Вечером он распростился с своими хозяевами и уехал в деревню к отцу.
XVI
Домашние путы
Веселенький деревенский домик полковника, освещенный солнцем, кажется, еще более обыкновенного повеселел. Сам Михайло Поликарпыч, с сияющим лицом, в своем домашнем нанковом сюртуке, ходил по зале: к нему вчера только приехал сын его, и теперь, пока тот спал еще, потому что всего было семь часов утра, полковник разговаривал с Ванькой, у которого от последней, вероятно, любви его появилось даже некоторое выражение чувств в лице.
– Ну, так как же?

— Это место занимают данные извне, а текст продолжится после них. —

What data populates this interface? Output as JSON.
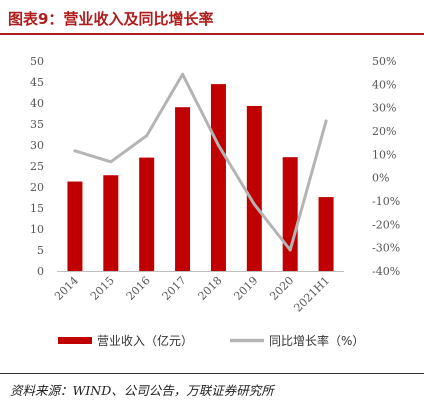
{
  "figure": {
    "title": "图表9：营业收入及同比增长率",
    "source": "资料来源：WIND、公司公告，万联证券研究所"
  },
  "chart_data": {
    "type": "bar",
    "title": "",
    "xlabel": "",
    "categories": [
      "2014",
      "2015",
      "2016",
      "2017",
      "2018",
      "2019",
      "2020",
      "2021H1"
    ],
    "left_axis": {
      "ylim": [
        0,
        50
      ],
      "ticks": [
        "0",
        "5",
        "10",
        "15",
        "20",
        "25",
        "30",
        "35",
        "40",
        "45",
        "50"
      ]
    },
    "right_axis": {
      "ylim": [
        -40,
        50
      ],
      "ticks": [
        "-40%",
        "-30%",
        "-20%",
        "-10%",
        "0%",
        "10%",
        "20%",
        "30%",
        "40%",
        "50%"
      ]
    },
    "series": [
      {
        "name": "营业收入（亿元）",
        "type": "bar",
        "axis": "left",
        "color": "#c00000",
        "values": [
          21.3,
          22.8,
          27.0,
          39.0,
          44.5,
          39.3,
          27.1,
          17.6
        ]
      },
      {
        "name": "同比增长率（%）",
        "type": "line",
        "axis": "right",
        "color": "#b4b4b4",
        "values": [
          11.5,
          6.8,
          18.0,
          44.3,
          13.9,
          -11.4,
          -31.0,
          24.3
        ]
      }
    ],
    "legend_position": "bottom",
    "grid": false
  }
}
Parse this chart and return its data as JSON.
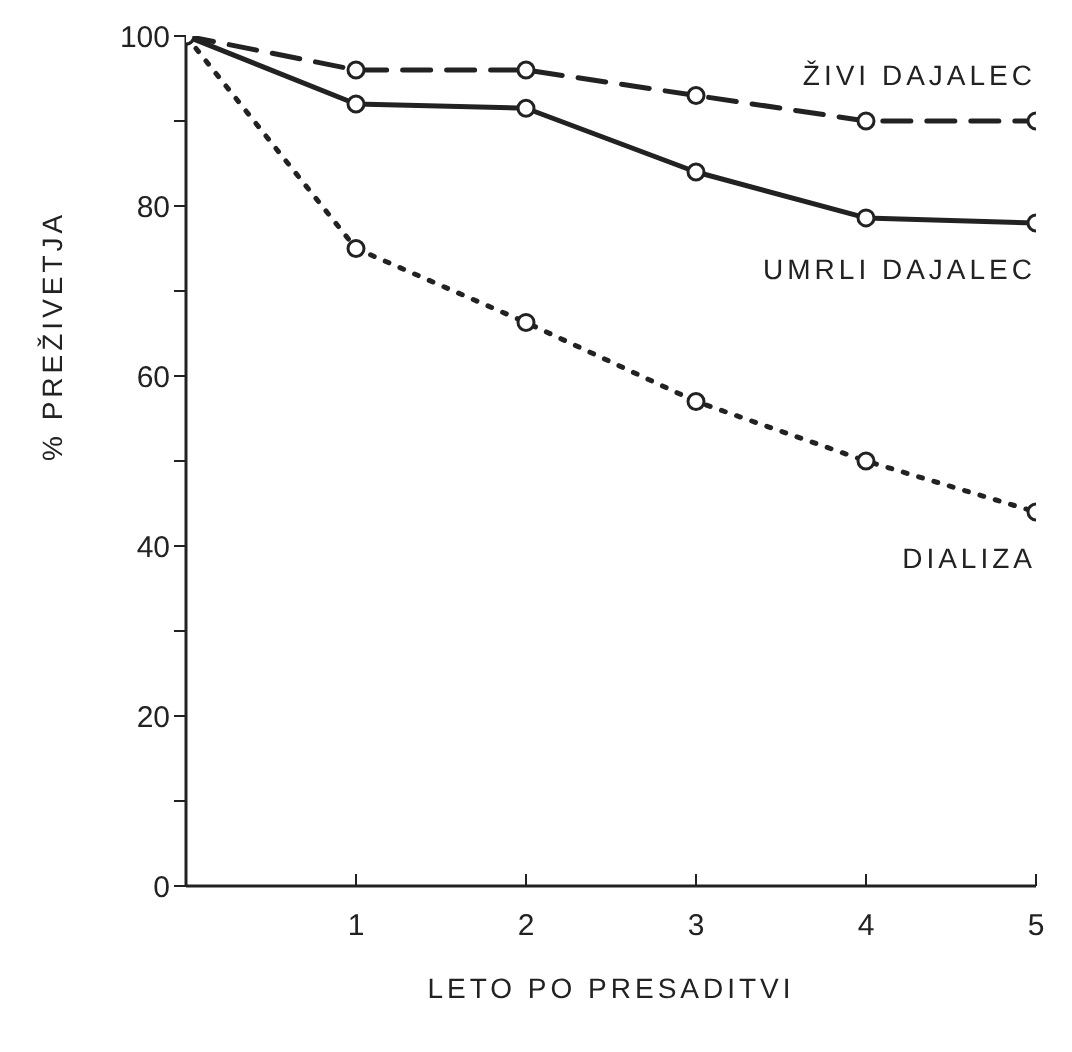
{
  "chart_data": {
    "type": "line",
    "xlabel": "LETO PO PRESADITVI",
    "ylabel": "% PREŽIVETJA",
    "x": [
      0,
      1,
      2,
      3,
      4,
      5
    ],
    "series": [
      {
        "name": "ŽIVI DAJALEC",
        "color": "#222222",
        "line_style": "dashed",
        "values": [
          100,
          96,
          96,
          93,
          90,
          90
        ]
      },
      {
        "name": "UMRLI DAJALEC",
        "color": "#222222",
        "line_style": "solid",
        "values": [
          100,
          92,
          91.5,
          84,
          78.6,
          78
        ]
      },
      {
        "name": "DIALIZA",
        "color": "#222222",
        "line_style": "dotted",
        "values": [
          100,
          75,
          66.3,
          57,
          50,
          44
        ]
      }
    ],
    "xlim": [
      0,
      5
    ],
    "xticks": [
      1,
      2,
      3,
      4,
      5
    ],
    "ylim": [
      0,
      100
    ],
    "yticks": [
      0,
      {
        "value": 10,
        "label": null
      },
      20,
      {
        "value": 30,
        "label": null
      },
      40,
      {
        "value": 50,
        "label": null
      },
      60,
      {
        "value": 70,
        "label": null
      },
      80,
      {
        "value": 90,
        "label": null
      },
      100
    ],
    "marker": "circle",
    "grid": false,
    "legend": false
  }
}
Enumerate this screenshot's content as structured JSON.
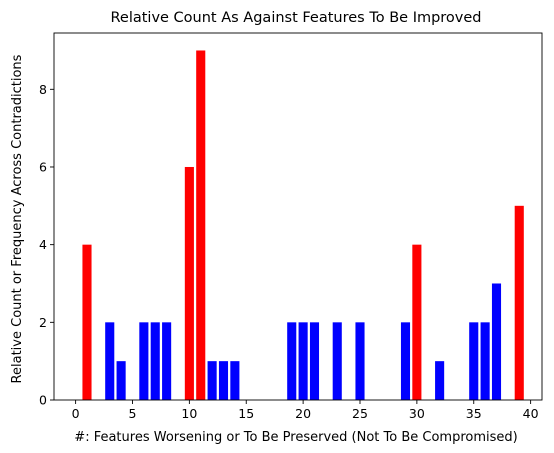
{
  "chart_data": {
    "type": "bar",
    "title": "Relative Count As Against Features To Be Improved",
    "xlabel": "#: Features Worsening or To Be Preserved (Not To Be Compromised)",
    "ylabel": "Relative Count or Frequency Across Contradictions",
    "xlim": [
      -1.9,
      41.0
    ],
    "ylim": [
      0,
      9.45
    ],
    "xticks": [
      0,
      5,
      10,
      15,
      20,
      25,
      30,
      35,
      40
    ],
    "yticks": [
      0,
      2,
      4,
      6,
      8
    ],
    "grid": false,
    "bars": [
      {
        "x": 1,
        "value": 4,
        "color": "#ff0000"
      },
      {
        "x": 3,
        "value": 2,
        "color": "#0000ff"
      },
      {
        "x": 4,
        "value": 1,
        "color": "#0000ff"
      },
      {
        "x": 6,
        "value": 2,
        "color": "#0000ff"
      },
      {
        "x": 7,
        "value": 2,
        "color": "#0000ff"
      },
      {
        "x": 8,
        "value": 2,
        "color": "#0000ff"
      },
      {
        "x": 10,
        "value": 6,
        "color": "#ff0000"
      },
      {
        "x": 11,
        "value": 9,
        "color": "#ff0000"
      },
      {
        "x": 12,
        "value": 1,
        "color": "#0000ff"
      },
      {
        "x": 13,
        "value": 1,
        "color": "#0000ff"
      },
      {
        "x": 14,
        "value": 1,
        "color": "#0000ff"
      },
      {
        "x": 19,
        "value": 2,
        "color": "#0000ff"
      },
      {
        "x": 20,
        "value": 2,
        "color": "#0000ff"
      },
      {
        "x": 21,
        "value": 2,
        "color": "#0000ff"
      },
      {
        "x": 23,
        "value": 2,
        "color": "#0000ff"
      },
      {
        "x": 25,
        "value": 2,
        "color": "#0000ff"
      },
      {
        "x": 29,
        "value": 2,
        "color": "#0000ff"
      },
      {
        "x": 30,
        "value": 4,
        "color": "#ff0000"
      },
      {
        "x": 32,
        "value": 1,
        "color": "#0000ff"
      },
      {
        "x": 35,
        "value": 2,
        "color": "#0000ff"
      },
      {
        "x": 36,
        "value": 2,
        "color": "#0000ff"
      },
      {
        "x": 37,
        "value": 3,
        "color": "#0000ff"
      },
      {
        "x": 39,
        "value": 5,
        "color": "#ff0000"
      }
    ]
  }
}
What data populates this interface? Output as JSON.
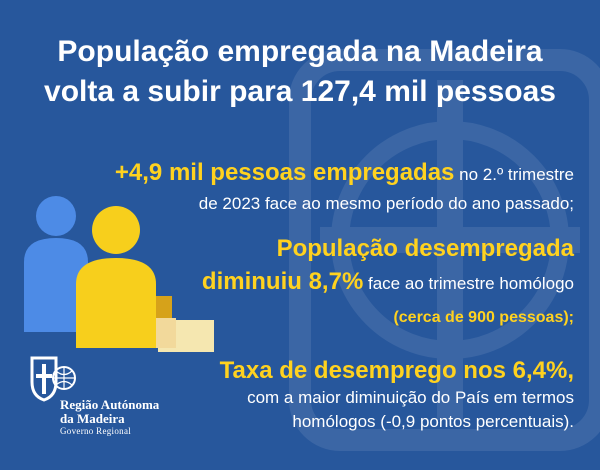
{
  "colors": {
    "background": "#27579c",
    "highlight": "#ffd21f",
    "text": "#ffffff",
    "icon_blue": "#4d8be6",
    "icon_yellow": "#f7cf1c"
  },
  "title": {
    "line1": "População empregada na Madeira",
    "line2": "volta a subir para 127,4 mil pessoas"
  },
  "stat1": {
    "highlight": "+4,9 mil pessoas empregadas",
    "text1": " no 2.º trimestre",
    "text2": "de 2023 face ao mesmo período do ano passado;"
  },
  "stat2": {
    "highlight1": "População desempregada",
    "highlight2": "diminuiu 8,7%",
    "text": " face ao trimestre homólogo",
    "highlight3": "(cerca de 900 pessoas);"
  },
  "stat3": {
    "highlight": "Taxa de desemprego nos 6,4%,",
    "text1": "com a maior diminuição do País em termos",
    "text2": "homólogos (-0,9 pontos percentuais)."
  },
  "icons": {
    "people": "people-bar-chart-icon",
    "logo": "madeira-coat-of-arms-icon",
    "background": "watermark-icon"
  },
  "logo": {
    "line1": "Região Autónoma",
    "line2": "da Madeira",
    "line3": "Governo Regional"
  }
}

Вы и поживали?.. – спрашивал его полковник добродушно.
– Поживали-с… – отвечал Ванька, переступая с ноги на ногу.
– А что Симонов, – скажи мне? – спросил полковник.
Он всегда интересовался и спрашивал об Симонове.
– Не видал-с я Симонова; что не переехали мы к учителю, – что?.. Человек он эхидный, лукавый, – отвечал Ванька.
Он последнее время стал до глубины души ненавидеть Симонова, потому что тот беспрестанно его ругал за глупость и леность.
Полковник, кажется, некоторое время недоумевал, об чем бы еще поговорить ему с Ванькой.
– А что, к Павлу похаживали товарищи? – спросил он.
– Похаживали-с, дружков много у них было.
– А что, этак пошаливали – выпить когда-нибудь или другое что?
– Нет-с! – отвечал Ванька решительно, хотя, перед тем как переехать Павлу к Крестовникову, к нему собрались все семиклассники и перепились до неистовства; и даже сам Ванька, проводив господ, в сенях шлепнулся и проспал там всю ночь. – Наш барин, – продолжал он, – все более в книжку читал… Что ни есть и я, Михайло Поликарпыч, так грамоте теперь умею; в какую только должность прикажете, пойду!
Ванька не только из грамоты ничему не выучился, но даже, что и знал прежде, забыл; зато – сидеть на лавочке за воротами и играть на балалайке какие угодно песни, когда горничные выбегут в сумерки из домов, – это он умел!
– В конторщики меня один купец звал! – продолжал он врать, – я говорю: «Мне нельзя – у нас молодой барин наш в Москву переезжает учиться и меня с собой берет!»